The hacker as artist. The artist as hacker.

Onstage, in amongst the continually projected visuals, the garbled image of Donald Trump is seen for a fleeting moment alongside the lyric ‘red stain on the concrete’ (from the tune ‘Horn of the Clock-Bike’). Someone beside me notices and laughs. There’s dark truths permeating on subliminal and conscious levels throughout tonight’s performance and it’s impossible for any member of tonight’s audience to leave unchanged.

Drawing on a widening spectrum of inspiration, Williams riffs on a lyric he took directly from Christopher Columbus’ journal after stumbling upon it - the fanatical Christian explorer responsible for spearheading the transatlantic slave trade - as well as speaking out about the resilience of the people of Haiti in particular (Haitian field recordings were a major influence for the new album) and freeing the prisoners of modern-day slavery, whether that be war, politics, social apathy or the conformity of gender.

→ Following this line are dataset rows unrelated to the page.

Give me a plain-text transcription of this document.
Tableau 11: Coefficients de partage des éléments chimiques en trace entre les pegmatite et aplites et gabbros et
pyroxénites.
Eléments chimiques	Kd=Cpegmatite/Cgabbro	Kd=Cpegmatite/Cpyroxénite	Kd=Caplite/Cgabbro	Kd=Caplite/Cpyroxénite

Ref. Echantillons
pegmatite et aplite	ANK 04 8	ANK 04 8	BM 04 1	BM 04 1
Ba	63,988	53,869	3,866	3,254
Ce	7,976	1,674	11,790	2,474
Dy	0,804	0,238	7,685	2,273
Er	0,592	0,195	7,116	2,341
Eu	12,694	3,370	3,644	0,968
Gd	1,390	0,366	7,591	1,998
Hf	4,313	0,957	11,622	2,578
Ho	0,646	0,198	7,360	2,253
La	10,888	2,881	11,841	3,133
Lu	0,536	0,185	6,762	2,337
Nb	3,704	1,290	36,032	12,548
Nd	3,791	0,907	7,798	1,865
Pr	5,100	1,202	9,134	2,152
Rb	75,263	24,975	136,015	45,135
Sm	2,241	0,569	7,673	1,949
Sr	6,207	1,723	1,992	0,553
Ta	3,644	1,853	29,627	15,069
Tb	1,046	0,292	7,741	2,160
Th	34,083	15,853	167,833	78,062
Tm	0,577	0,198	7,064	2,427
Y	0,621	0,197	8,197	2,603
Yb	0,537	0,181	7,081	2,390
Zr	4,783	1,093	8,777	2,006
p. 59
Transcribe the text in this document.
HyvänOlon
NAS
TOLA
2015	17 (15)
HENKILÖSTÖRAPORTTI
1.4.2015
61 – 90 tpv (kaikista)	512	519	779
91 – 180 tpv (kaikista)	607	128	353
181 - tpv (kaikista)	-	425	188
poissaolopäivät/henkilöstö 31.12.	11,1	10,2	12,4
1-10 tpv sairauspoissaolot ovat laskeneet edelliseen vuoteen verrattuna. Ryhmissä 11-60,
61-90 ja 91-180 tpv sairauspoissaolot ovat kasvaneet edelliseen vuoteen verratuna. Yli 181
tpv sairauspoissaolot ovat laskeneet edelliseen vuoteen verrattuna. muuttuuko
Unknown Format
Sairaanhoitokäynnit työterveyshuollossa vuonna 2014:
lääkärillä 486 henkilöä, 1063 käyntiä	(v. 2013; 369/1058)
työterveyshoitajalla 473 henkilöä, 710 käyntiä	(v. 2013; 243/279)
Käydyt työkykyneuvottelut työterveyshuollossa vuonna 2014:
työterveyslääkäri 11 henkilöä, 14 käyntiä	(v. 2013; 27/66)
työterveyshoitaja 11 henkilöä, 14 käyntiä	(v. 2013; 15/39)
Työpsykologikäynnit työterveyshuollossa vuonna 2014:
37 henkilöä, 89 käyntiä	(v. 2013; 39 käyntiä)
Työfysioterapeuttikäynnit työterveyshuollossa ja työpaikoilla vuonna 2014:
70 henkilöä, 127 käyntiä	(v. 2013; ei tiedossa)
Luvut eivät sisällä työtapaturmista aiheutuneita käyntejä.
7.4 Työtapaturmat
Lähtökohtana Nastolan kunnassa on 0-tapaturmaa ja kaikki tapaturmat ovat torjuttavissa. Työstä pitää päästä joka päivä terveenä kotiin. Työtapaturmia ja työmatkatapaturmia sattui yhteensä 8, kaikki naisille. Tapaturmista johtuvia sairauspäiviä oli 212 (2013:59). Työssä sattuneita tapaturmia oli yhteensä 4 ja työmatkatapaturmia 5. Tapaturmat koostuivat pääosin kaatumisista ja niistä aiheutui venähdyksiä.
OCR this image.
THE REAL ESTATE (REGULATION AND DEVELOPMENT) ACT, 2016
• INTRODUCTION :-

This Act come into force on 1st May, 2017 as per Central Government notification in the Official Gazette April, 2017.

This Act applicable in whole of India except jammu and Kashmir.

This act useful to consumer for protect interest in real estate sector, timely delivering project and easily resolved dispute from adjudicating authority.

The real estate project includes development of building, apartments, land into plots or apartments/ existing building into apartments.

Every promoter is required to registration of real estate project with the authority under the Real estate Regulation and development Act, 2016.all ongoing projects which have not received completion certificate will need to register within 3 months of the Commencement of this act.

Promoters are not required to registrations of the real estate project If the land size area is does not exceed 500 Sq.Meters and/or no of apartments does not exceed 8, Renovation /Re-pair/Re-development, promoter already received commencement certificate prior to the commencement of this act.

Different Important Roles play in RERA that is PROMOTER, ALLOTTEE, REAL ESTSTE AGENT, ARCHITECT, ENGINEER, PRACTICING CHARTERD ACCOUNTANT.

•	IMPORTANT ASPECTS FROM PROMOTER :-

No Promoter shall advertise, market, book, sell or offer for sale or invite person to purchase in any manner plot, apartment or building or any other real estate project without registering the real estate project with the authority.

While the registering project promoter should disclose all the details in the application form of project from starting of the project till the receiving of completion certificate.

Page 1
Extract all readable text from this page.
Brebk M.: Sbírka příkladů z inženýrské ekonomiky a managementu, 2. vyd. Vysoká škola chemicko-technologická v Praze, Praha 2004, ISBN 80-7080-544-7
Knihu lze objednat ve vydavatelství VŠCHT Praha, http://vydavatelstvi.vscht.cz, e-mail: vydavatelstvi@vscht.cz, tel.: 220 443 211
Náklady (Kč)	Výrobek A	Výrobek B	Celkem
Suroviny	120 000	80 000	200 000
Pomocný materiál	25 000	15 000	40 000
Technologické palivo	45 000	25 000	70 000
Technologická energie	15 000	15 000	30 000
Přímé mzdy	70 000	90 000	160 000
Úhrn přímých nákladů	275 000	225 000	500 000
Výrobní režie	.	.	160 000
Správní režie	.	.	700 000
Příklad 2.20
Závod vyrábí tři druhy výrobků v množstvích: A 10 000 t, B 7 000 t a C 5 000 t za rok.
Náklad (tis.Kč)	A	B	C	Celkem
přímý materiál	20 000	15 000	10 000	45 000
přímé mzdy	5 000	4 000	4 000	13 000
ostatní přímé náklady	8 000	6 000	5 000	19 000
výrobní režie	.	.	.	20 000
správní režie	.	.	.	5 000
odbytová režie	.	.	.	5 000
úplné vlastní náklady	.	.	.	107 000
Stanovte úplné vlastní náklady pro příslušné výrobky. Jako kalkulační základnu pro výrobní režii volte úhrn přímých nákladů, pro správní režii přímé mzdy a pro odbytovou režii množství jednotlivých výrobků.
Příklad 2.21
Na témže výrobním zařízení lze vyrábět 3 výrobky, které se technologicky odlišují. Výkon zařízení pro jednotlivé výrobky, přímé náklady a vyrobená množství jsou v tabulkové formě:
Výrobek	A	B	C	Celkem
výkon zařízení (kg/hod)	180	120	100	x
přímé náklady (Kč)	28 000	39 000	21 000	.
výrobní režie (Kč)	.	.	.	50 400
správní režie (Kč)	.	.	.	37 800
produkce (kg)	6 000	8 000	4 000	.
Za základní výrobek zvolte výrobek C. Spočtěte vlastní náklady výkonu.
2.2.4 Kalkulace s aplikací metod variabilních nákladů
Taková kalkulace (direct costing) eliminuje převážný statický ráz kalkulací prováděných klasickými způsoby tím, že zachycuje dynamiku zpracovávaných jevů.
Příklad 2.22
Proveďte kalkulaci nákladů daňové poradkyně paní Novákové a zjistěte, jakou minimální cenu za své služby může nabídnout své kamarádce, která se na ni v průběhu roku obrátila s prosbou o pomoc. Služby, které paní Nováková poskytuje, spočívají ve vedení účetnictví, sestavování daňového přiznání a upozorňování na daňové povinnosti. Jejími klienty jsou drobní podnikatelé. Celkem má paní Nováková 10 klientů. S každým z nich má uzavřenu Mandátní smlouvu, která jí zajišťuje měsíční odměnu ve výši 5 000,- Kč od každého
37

I’m gripped with a feeling of restlessness as I leave. If music is the drug, then play on. Watching Saul Williams kneel at the front of stage post-performance to greet his fans and chat is a reassuring and beautiful thing – he is a man who majestically embodies the principles he is determined to rouse in the people his words and music resonate with.

With the inner fire stirred inside us all, we are left to ponder the messages conveyed by the eponymous character of the new album; the fictional coltan miner-turned-hacker ‘MartyrLoserKing’: how do you break the cycle? The answers come from the shared experience; the pulse; the heartbeat; the technology we each hold in our hands. The music as key to unlocking these feelings and ideas should be a subversive revelation. The rest is up to us.